Older units have air quality issues, too. Because of poor ventilation some mobile classrooms develop mold and other airborne allergens that could be a problem for certain high-risk students and teachers.
From a structural standpoint, student safety is a concern in areas with gusty winds and other severe weather. Like all trailers, mobile classrooms are sitting ducks in the event of a tornado or high-wind event. Heavy snow loads can exceed a trailer’s structural limits, too.

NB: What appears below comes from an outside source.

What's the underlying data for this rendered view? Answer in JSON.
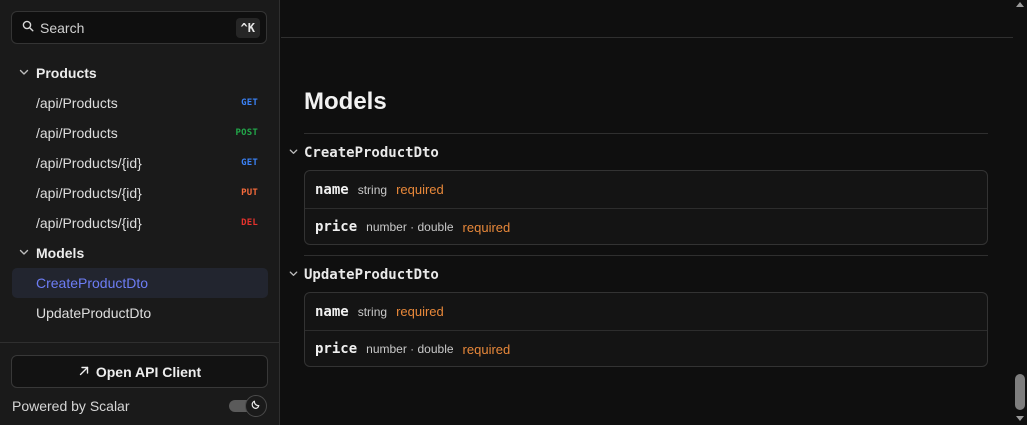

Perhaps toughest to assess is the emotional impact of trailer classrooms. Teachers and students find them confining, and rightfully so. There’s no escaping the sensation that you’re stuck in a box, and that tends to wear on teachers and students alike. Even kids who don’t necessarily attend class in the trailers, but simply walk by them everyday, can lose pride in their surroundings.
In every respect, the installation of modular buildings on Brook Park’s playground is a bad idea. I urge the school board to abandon the plan and address the school’s temporary space needs by rearranging classroom size and improving district-wide classroom utilization.
Brook Park’s temporary space crunch can be managed without making the $125,000 mistake of erecting a pre-fab box on a widely used playground in a very pretty part of town.
Residents should speak up now, or the board will assume nobody cares.